È ufficialmente iniziato l’effetto domino della nuova “Trump doctrine”, il secondo mandato da presidente degli Stati Uniti di Donald Trump, che si annuncia più radicale del primo. Si parte con i Paesi “amici”, quelli governati dagli alleati politici, che non a caso sono stati tra i pochi invitati all’Inauguration Day: oltre alla premier italiana Giorgia Meloni, c’era il presidente argentino Javier Milei, il politico probabilmente più vicino al tycoon per le sue idee ultra-liberiste, che arrivano fino al disprezzo dello Stato come istituzione. Milei in poco più di un anno alla Casa Rosada ha rimesso a posto i conti pubblici e ridotto l’inflazione: successi innegabili che però sono andati a discapito delle politiche sociali e delle classi più povere, la cui precarietà è aumentata. In questa fase di fiducia sui mercati finanziari, con la Borsa di Buenos Aires che va a gonfie vele e gli investitori internazionali che promuovono a pieni voti le sue mosse, Milei può adesso contare su un asso nella manica: il rapporto privilegiato con Donald Trump. Lo stesso che ha Giorgia Meloni, la quale però è anche vincolata all’Unione europea, di cui l’Italia fa indiscutibilmente parte.
Milei punta dritto agli Usa: addio al Mercosur?

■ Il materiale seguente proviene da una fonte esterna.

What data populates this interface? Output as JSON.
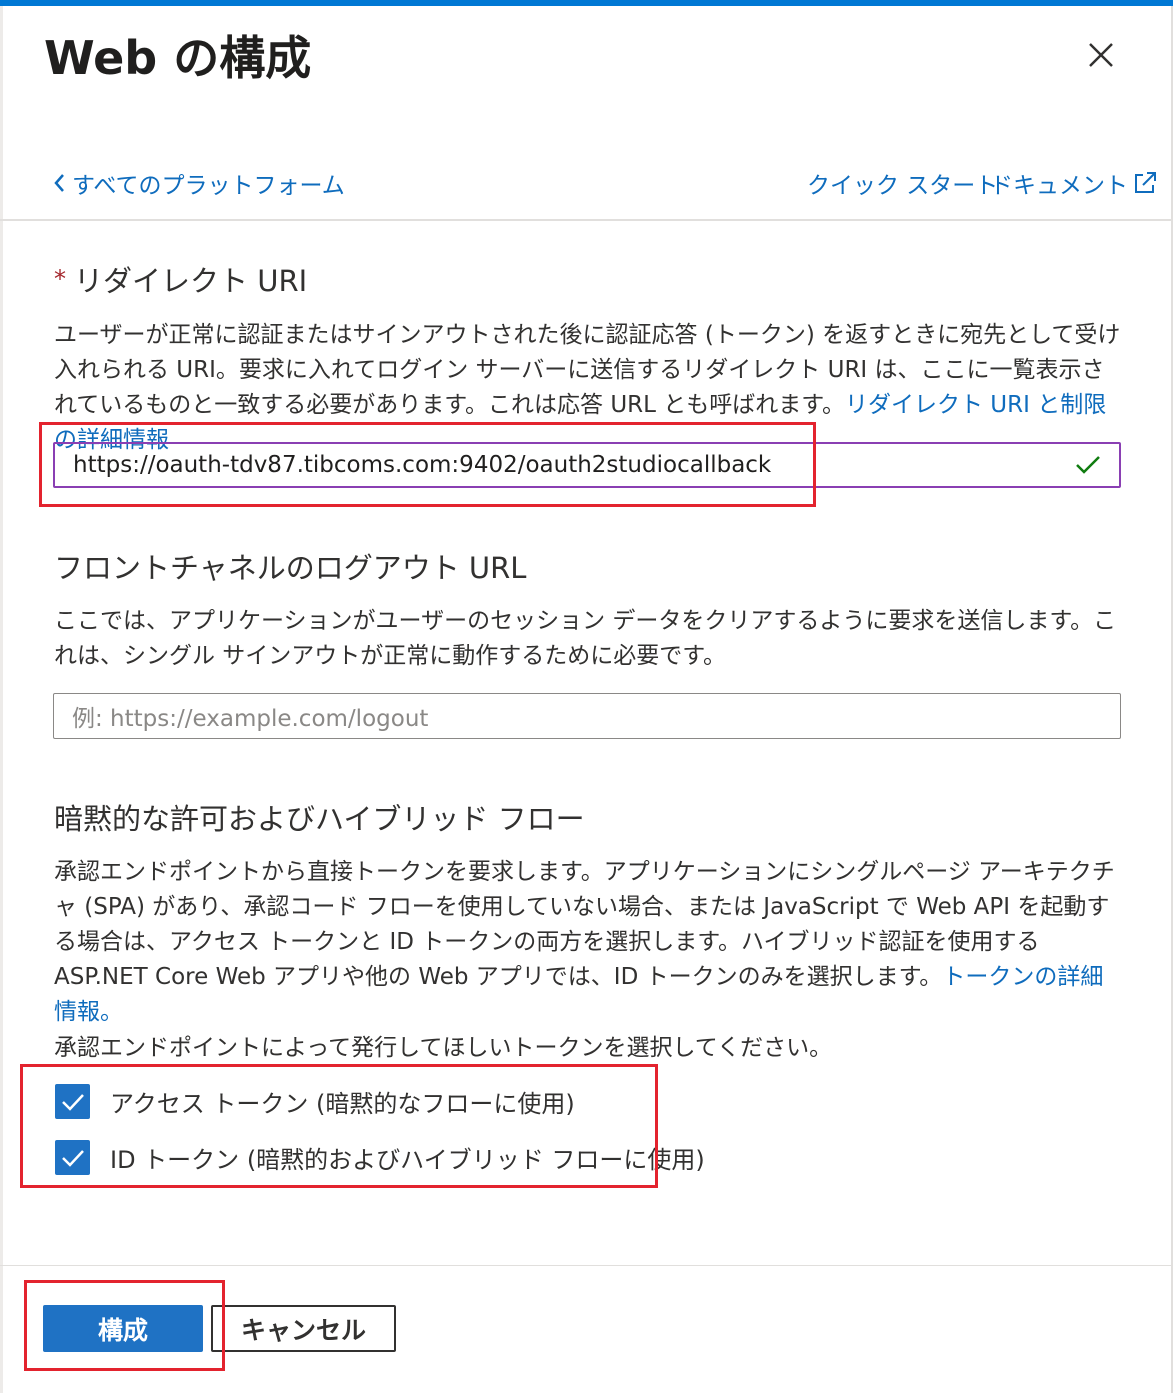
{
  "header": {
    "title": "Web の構成",
    "back_label": "すべてのプラットフォーム",
    "quickstart_label": "クイック スタート",
    "docs_label": "ドキュメント"
  },
  "redirect": {
    "required_mark": "*",
    "heading": "リダイレクト URI",
    "description": "ユーザーが正常に認証またはサインアウトされた後に認証応答 (トークン) を返すときに宛先として受け入れられる URI。要求に入れてログイン サーバーに送信するリダイレクト URI は、ここに一覧表示されているものと一致する必要があります。これは応答 URL とも呼ばれます。",
    "link": "リダイレクト URI と制限の詳細情報",
    "value": "https://oauth-tdv87.tibcoms.com:9402/oauth2studiocallback"
  },
  "logout": {
    "heading": "フロントチャネルのログアウト URL",
    "description": "ここでは、アプリケーションがユーザーのセッション データをクリアするように要求を送信します。これは、シングル サインアウトが正常に動作するために必要です。",
    "placeholder": "例: https://example.com/logout"
  },
  "implicit": {
    "heading": "暗黙的な許可およびハイブリッド フロー",
    "description": "承認エンドポイントから直接トークンを要求します。アプリケーションにシングルページ アーキテクチャ (SPA) があり、承認コード フローを使用していない場合、または JavaScript で Web API を起動する場合は、アクセス トークンと ID トークンの両方を選択します。ハイブリッド認証を使用する ASP.NET Core Web アプリや他の Web アプリでは、ID トークンのみを選択します。",
    "link": "トークンの詳細情報。",
    "instruction": "承認エンドポイントによって発行してほしいトークンを選択してください。",
    "access_token_label": "アクセス トークン (暗黙的なフローに使用)",
    "id_token_label": "ID トークン (暗黙的およびハイブリッド フローに使用)",
    "access_token_checked": true,
    "id_token_checked": true
  },
  "footer": {
    "configure_label": "構成",
    "cancel_label": "キャンセル"
  },
  "colors": {
    "accent": "#1f72c4",
    "link": "#0f6cbd",
    "highlight": "#e3232e",
    "valid": "#107c10"
  }
}
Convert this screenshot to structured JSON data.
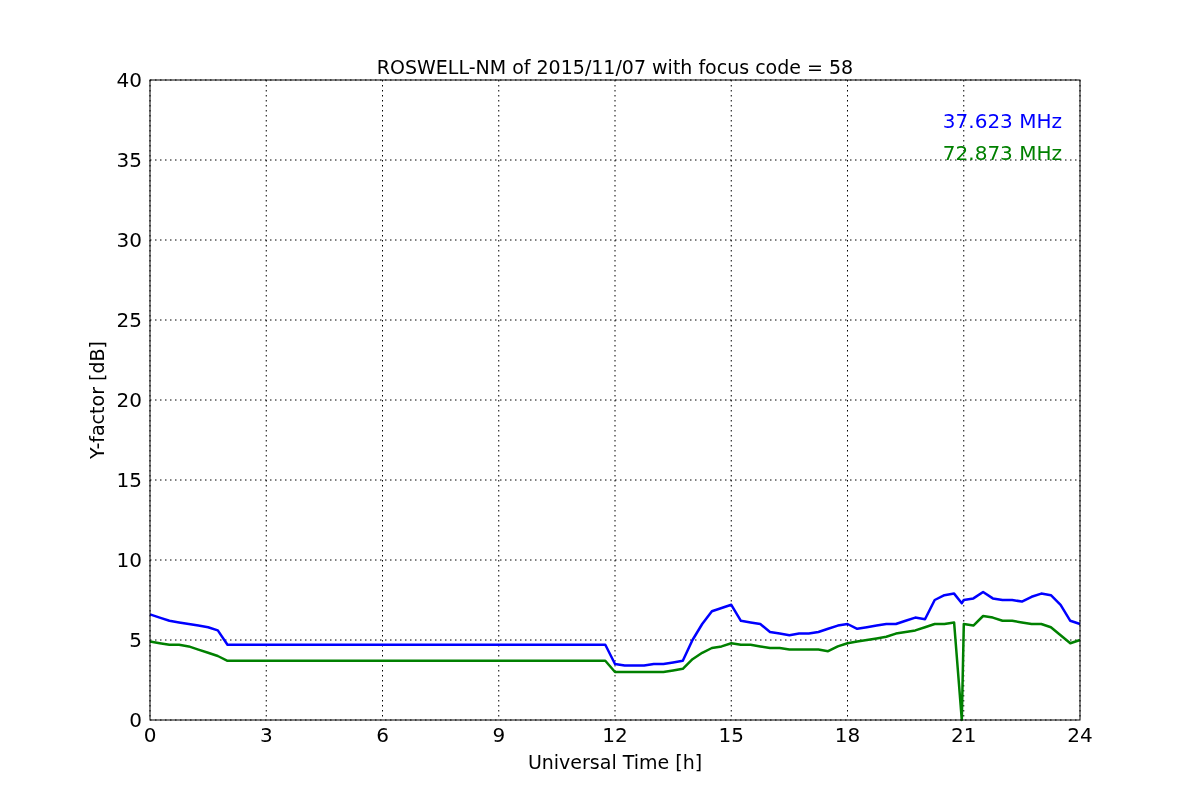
{
  "figure": {
    "chart_data": {
      "type": "line",
      "title": "ROSWELL-NM of 2015/11/07 with focus code = 58",
      "xlabel": "Universal Time [h]",
      "ylabel": "Y-factor [dB]",
      "x": [
        0,
        0.25,
        0.5,
        0.75,
        1,
        1.25,
        1.5,
        1.75,
        2,
        2.25,
        2.5,
        2.75,
        3,
        3.25,
        3.5,
        3.75,
        4,
        4.25,
        4.5,
        4.75,
        5,
        5.25,
        5.5,
        5.75,
        6,
        6.25,
        6.5,
        6.75,
        7,
        7.25,
        7.5,
        7.75,
        8,
        8.25,
        8.5,
        8.75,
        9,
        9.25,
        9.5,
        9.75,
        10,
        10.25,
        10.5,
        10.75,
        11,
        11.25,
        11.5,
        11.75,
        12,
        12.25,
        12.5,
        12.75,
        13,
        13.25,
        13.5,
        13.75,
        14,
        14.25,
        14.5,
        14.75,
        15,
        15.25,
        15.5,
        15.75,
        16,
        16.25,
        16.5,
        16.75,
        17,
        17.25,
        17.5,
        17.75,
        18,
        18.25,
        18.5,
        18.75,
        19,
        19.25,
        19.5,
        19.75,
        20,
        20.25,
        20.5,
        20.75,
        20.95,
        21,
        21.25,
        21.5,
        21.75,
        22,
        22.25,
        22.5,
        22.75,
        23,
        23.25,
        23.5,
        23.75,
        24
      ],
      "series": [
        {
          "name": "37.623 MHz",
          "color": "#0000ff",
          "values": [
            6.6,
            6.4,
            6.2,
            6.1,
            6.0,
            5.9,
            5.8,
            5.6,
            4.7,
            4.7,
            4.7,
            4.7,
            4.7,
            4.7,
            4.7,
            4.7,
            4.7,
            4.7,
            4.7,
            4.7,
            4.7,
            4.7,
            4.7,
            4.7,
            4.7,
            4.7,
            4.7,
            4.7,
            4.7,
            4.7,
            4.7,
            4.7,
            4.7,
            4.7,
            4.7,
            4.7,
            4.7,
            4.7,
            4.7,
            4.7,
            4.7,
            4.7,
            4.7,
            4.7,
            4.7,
            4.7,
            4.7,
            4.7,
            3.5,
            3.4,
            3.4,
            3.4,
            3.5,
            3.5,
            3.6,
            3.7,
            5.0,
            6.0,
            6.8,
            7.0,
            7.2,
            6.2,
            6.1,
            6.0,
            5.5,
            5.4,
            5.3,
            5.4,
            5.4,
            5.5,
            5.7,
            5.9,
            6.0,
            5.7,
            5.8,
            5.9,
            6.0,
            6.0,
            6.2,
            6.4,
            6.3,
            7.5,
            7.8,
            7.9,
            7.3,
            7.5,
            7.6,
            8.0,
            7.6,
            7.5,
            7.5,
            7.4,
            7.7,
            7.9,
            7.8,
            7.2,
            6.2,
            6.0
          ]
        },
        {
          "name": "72.873 MHz",
          "color": "#008000",
          "values": [
            4.9,
            4.8,
            4.7,
            4.7,
            4.6,
            4.4,
            4.2,
            4.0,
            3.7,
            3.7,
            3.7,
            3.7,
            3.7,
            3.7,
            3.7,
            3.7,
            3.7,
            3.7,
            3.7,
            3.7,
            3.7,
            3.7,
            3.7,
            3.7,
            3.7,
            3.7,
            3.7,
            3.7,
            3.7,
            3.7,
            3.7,
            3.7,
            3.7,
            3.7,
            3.7,
            3.7,
            3.7,
            3.7,
            3.7,
            3.7,
            3.7,
            3.7,
            3.7,
            3.7,
            3.7,
            3.7,
            3.7,
            3.7,
            3.0,
            3.0,
            3.0,
            3.0,
            3.0,
            3.0,
            3.1,
            3.2,
            3.8,
            4.2,
            4.5,
            4.6,
            4.8,
            4.7,
            4.7,
            4.6,
            4.5,
            4.5,
            4.4,
            4.4,
            4.4,
            4.4,
            4.3,
            4.6,
            4.8,
            4.9,
            5.0,
            5.1,
            5.2,
            5.4,
            5.5,
            5.6,
            5.8,
            6.0,
            6.0,
            6.1,
            0,
            6.0,
            5.9,
            6.5,
            6.4,
            6.2,
            6.2,
            6.1,
            6.0,
            6.0,
            5.8,
            5.3,
            4.8,
            5.0
          ]
        }
      ],
      "xlim": [
        0,
        24
      ],
      "ylim": [
        0,
        40
      ],
      "xticks": [
        0,
        3,
        6,
        9,
        12,
        15,
        18,
        21,
        24
      ],
      "yticks": [
        0,
        5,
        10,
        15,
        20,
        25,
        30,
        35,
        40
      ],
      "grid": true
    }
  }
}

Milei invece del Mercosur, l’alleanza commerciale tra i Paesi del Sudamerica, se ne infischia e anzi al World Economic Forum di Davos, dove è volato subito dopo la cerimonia di Washington, ha chiaramente detto che preferirebbe evitare una decisione drastica come l’uscita dal Mercosur – “ci sono modi per andare avanti senza perdere l’alleanza” – ma allo stesso tempo non la esclude e ammette che sta per “negoziare un accordo di libero scambio con gli Stati Uniti”. “Ci sono meccanismi che permettono accordi bilaterali anche al di fuori dell’unione sudamericana – ha spiegato il presidente argentino -, quindi credo che possiamo procedere. In caso contrario, potremmo uscire”. In realtà, il blocco fondato da Argentina, Brasile, Paraguay, Uruguay e Venezuela e poi allargato a tutti gli altri Paesi dell’area, di cui Buenos Aires rappresenta un quinto del Pil totale, non vedrebbe di buon occhio uno sganciamento di questo tipo, come era già accaduto nel 2022 quando l’Uruguay voleva firmare per conto suo un trattato con la Cina. Milei però non sembra il tipo da farsi problemi e tirerà dritto, come ha fatto con i conti pubblici e l’inflazione, a colpi di “motosega” e cioè di tagli draconiani (del 50%) alla spesa pubblica: il risultato è che l’inflazione mensile è passata dal 25,5% di gennaio 2024 al 2,7% dello scorso dicembre, il peso argentino nel 2024 si è valorizzato più di qualsiasi altra valuta (+44% da gennaio a novembre), e il Paese ha raggiunto il primo avanzo primario in 12 anni, chiudendo l’anno con un saldo commerciale record a 18,9 miliardi di dollari.
Nuove trattative: Milei fa il suo gioco con il Fmi
In questo clima favorevole, forte anche di un Pil previsto sia nel 2025 che nel 2026 al +5%, Milei naviga col vento in poppa e può così bussare alla porta del Fondo Monetario Internazionale, un istituto che ha sede a Washington ed è dunque vicino alla Casa Bianca. Non per niente il presidente argentino, in occasione del Trump Day, ha avuto un incontro con l’ex vicepresidente della Commissione europea e ora direttrice operativa dell’Fmi Kristalina Georgieva, la quale ha confermato al quotidiano argentino Clarin che “un’equipe del Fondo è in questi giorni a Buenos Aires per trattare un nuovo programma di aiuti e il risultato sarà di un’Argentina più prospera e dinamica”. Dopo aver incassato già l’anno scorso gli elogi dell’Fmi – nonché uno sconto sulla restituzione del maxi debito da 50 miliardi di dollari contratto all’allora presidente Mauricio Macri – Milei punta ora ad un nuovo finanziamento da 11 miliardi di dollari, che servirebbe in questo caso ad aumentare le riserve in dollari della Banca centrale e ad interrompere il regime di controllo sui cambi, in vigore ormai dal 2011. Sembra cosa fatta, dato che il voto degli Stati Uniti è decisivo nel direttorio del Fondo.